The Reformation and its concomitant suspicion and rejection of religious art and images led to the Council of Trent’s ‘Decree On Sacred Images’ which upheld the importance of religious art. In particular the Catholic Church believed in the value of religious paintings as educational tools, particularly for those who could not read or write. They also regarded saints as important role models who could inspire and educate their flock.
As a result, the representation of saints in art was encouraged. Caravaggio and Annibale Carracci, who were working in Rome at the beginning of the seventeenth century, and were close to the papal hierarchy, were the main protagonists of the new style. The artists represented in this exhibition directly reflect the artistic inheritance left in their wake.
The exhibition also demonstrates the impact on art of St. Ignatius Loyola, founder of the Jesuit order. Whilst he himself was not a direct promoter of the arts, he wrote his now famous Spiritual Exercises in the early 1520s. In it he encouraged the reader to use their imagination during their prayerful mediation of Gospel scenes, employing all of the senses. This method lent itself very well to artistic representation and the current exhibition draws on the Gallery’s collection of Italian, Spanish and Flemish artists, among them, Giordano, Mattia Preti, Jacob Jordaens, Guercino and Domenichino.
The exhibition also has on display a 1676 edition of the Spiritual Exercises, illustrated and opened on a page which features a drawing of Christ’s meeting with Mary Magdalene in the garden. He is holding a spade!
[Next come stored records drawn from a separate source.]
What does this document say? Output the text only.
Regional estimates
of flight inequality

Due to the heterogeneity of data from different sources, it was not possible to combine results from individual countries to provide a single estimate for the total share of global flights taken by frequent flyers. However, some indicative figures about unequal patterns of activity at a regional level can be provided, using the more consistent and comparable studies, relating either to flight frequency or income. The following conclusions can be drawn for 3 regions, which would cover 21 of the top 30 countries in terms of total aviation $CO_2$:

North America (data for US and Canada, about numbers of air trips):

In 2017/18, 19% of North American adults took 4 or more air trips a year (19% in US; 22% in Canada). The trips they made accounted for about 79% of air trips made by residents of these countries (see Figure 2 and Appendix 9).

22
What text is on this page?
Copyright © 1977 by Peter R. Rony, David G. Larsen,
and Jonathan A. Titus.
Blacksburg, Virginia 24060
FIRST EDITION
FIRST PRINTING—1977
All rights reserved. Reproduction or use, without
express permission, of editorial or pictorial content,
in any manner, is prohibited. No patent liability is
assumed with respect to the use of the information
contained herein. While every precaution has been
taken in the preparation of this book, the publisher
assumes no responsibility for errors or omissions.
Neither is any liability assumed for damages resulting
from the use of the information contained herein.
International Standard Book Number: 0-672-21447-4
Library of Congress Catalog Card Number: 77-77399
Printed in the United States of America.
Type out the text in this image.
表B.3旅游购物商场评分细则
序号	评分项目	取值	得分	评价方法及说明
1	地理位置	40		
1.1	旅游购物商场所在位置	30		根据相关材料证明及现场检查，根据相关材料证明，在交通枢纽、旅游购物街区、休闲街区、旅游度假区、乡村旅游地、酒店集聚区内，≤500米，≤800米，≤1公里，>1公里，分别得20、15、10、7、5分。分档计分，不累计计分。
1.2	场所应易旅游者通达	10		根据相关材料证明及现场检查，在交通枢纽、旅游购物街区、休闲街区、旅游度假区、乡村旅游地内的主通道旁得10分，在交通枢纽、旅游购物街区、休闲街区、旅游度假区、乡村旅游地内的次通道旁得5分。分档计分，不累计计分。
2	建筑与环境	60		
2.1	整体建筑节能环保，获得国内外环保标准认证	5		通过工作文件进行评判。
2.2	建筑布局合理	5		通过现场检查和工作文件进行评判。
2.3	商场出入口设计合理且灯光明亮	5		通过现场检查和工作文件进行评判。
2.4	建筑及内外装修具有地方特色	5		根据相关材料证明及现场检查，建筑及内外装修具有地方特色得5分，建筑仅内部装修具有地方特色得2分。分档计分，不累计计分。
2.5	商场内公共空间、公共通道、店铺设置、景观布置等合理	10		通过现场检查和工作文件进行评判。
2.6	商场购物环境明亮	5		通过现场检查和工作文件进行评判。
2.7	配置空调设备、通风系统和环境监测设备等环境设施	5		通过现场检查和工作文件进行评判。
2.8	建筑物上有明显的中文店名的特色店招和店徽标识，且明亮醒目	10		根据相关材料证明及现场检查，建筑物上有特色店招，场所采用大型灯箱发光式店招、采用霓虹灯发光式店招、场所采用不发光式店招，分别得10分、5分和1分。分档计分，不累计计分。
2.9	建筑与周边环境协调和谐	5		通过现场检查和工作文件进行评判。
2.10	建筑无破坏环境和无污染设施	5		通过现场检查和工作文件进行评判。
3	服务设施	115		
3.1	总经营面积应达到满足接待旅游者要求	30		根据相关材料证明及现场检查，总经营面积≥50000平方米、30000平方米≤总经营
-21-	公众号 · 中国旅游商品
It’s on loan from the Jesuit library in Milltown Park, along with another book by Jesuit Jerome Nadal, a companion of Ignatius of Loyola. This work contains 153 detailed and beautiful engravings of gospel scenes and is opened at the scene of the taking of Christ in the garden of Gethsemane.
They are accompanied by two other books, both on loan from Marsh’s Library in Dublin. The Book of Saints was written by Jesuits as an antidote to the proliferation of legendary and apocryphal tales attaching to purported saints. Its aim was to set the record straight regarding bona fide saints and was used widely by artists since it was first published in 1643. On display is a 1643 and 1685 edition of the books which, according to Audrey Nicholls, were of very high academic quality.
‘Passion and Persuasion’ has been running in room 7 of the National Galley of Ireland since 11 February. The response from the public to it and a series of lectures and workshops organised along with it, has exceeded all expectations. It remains open until 31May. Admission is free and all are welcome. For those who can’t get there the virtual aural tour above, with its many allusions to St Ignatius and the Jesuits is a real treat. It is also a helpful guide to those hoping to attend the event.